Challenge – was there challenge or intermediate difficulty associated with my task of learning to run 5km in a Networked or Global environment?

 

Curiosity – was I curious to seek understanding to a problem and want to solve it?

 

Control – did I have control over my own learning process?  Was I self-regulating my learning experience?

 

Fantasy/ simulation – did I chose an authentic reason to apply what I had learnt online to the real world?

 

Community – did I provide opportunities or welcome others to provide feedback or comment on my learning?

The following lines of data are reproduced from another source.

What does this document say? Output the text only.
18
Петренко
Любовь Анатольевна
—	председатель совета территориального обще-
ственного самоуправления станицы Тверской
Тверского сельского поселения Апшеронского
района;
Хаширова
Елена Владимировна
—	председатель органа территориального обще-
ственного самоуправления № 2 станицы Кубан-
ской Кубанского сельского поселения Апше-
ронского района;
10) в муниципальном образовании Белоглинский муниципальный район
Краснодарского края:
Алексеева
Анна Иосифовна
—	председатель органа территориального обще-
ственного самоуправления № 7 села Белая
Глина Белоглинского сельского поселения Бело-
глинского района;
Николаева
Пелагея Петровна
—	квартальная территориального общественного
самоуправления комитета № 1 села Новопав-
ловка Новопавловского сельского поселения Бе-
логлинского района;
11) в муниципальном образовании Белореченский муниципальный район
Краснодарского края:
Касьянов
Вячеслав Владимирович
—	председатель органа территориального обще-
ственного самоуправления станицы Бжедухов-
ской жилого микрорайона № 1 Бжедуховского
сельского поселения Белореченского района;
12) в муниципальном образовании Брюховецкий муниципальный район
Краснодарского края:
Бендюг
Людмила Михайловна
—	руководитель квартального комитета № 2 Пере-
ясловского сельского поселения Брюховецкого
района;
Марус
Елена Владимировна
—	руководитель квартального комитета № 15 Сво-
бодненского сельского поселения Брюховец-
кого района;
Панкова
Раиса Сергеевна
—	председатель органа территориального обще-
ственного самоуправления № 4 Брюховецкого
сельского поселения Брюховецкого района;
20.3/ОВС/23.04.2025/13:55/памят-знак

The answer to some of these questions would be no.  The task I chose was not a challenge, whilst running 5km is a challenge the idea of learning this is not a challenge.  I know how to run, so I was not really learning something new when it came to this challenge.  This then leads to curiosity, as I already know how to run, I was not really curious to want to learn more about something that I already knew about, there was not problem solving attached to the task I chose.  I generally had control over my learning, except in the instance of actually doing the task at hand.  Being time poor meant that I didn’t set time aside to complete the task.  Some of this problem is in my control, but a large portion of this is out of my control, however I did have control over my motivation to learn, my emotions, behaviour and how, what and when I learnt.  I believe that my reason for wanting to learn to run 5km was authentic and I tried to apply it to a real task at hand, but I just didn’t organize my time properly to do this.  Blogging my learning experience provided some opportunities for others to provide feedback about my progress, but my lack of blogging about my lack of doing the running led to little or no feedback about the task at hand, hence there was not ‘community’ problem solving occurring.

I don’t believe I was truly using a networked approach to my learning.  Kehrwald (n.d.) defines networked learning as, “Networked learning combines online (networked) delivery with a participative, collaborative and situated approach to learning. The emphasis in networked learning is on connection within the networked community: connection between learners, between learners and teachers and between learners and resources” (p. 3).  I believe that the connection between myself and the other learners in my learning community was not there, nor did I put much effort into finding and cultivating that community either.  Hence, the outcome of learning something in a networked and global learning approach was not achieved in this case due to my effort.

What would I do differently next time?  Choose a topic I want to know and learn more about, as past experience has taught me that having a problem to solve that is impacting on my life, generally gives me more impetus to want to solve that problem.  I would also use a more community approach to feed my enthusiasm and prompt me to question and reflect more on what I am truly trying to learn through a networked approach.

References

Kehrwald, B. (n.d.). Learner support in networked learning communities: opportunities and challenges. Retrieved from https://eprints.usq.edu.au/819/1/Kehrwald_LearnerSupport.pdf

Maher, T. (2014, May 21). Intrinsic motivation in adult e-learning [Web log post]. Retrieved September 24, 2015, from http://elearningindustry.com/intrinsic-motivation-in-adult-e-learning

Rabin, H. (2013, July 13). Taba Naba [Video file]. Retrieved from https://youtu.be/QDv8rJ7IJjc 

Schunk, D. H., Pintrich, P. R., & Meece, J. L. (2008). Motivation in education: Theory, research, and applications (3rd ed.). Upper Saddle River, NJ: Merrill Prentice Hall.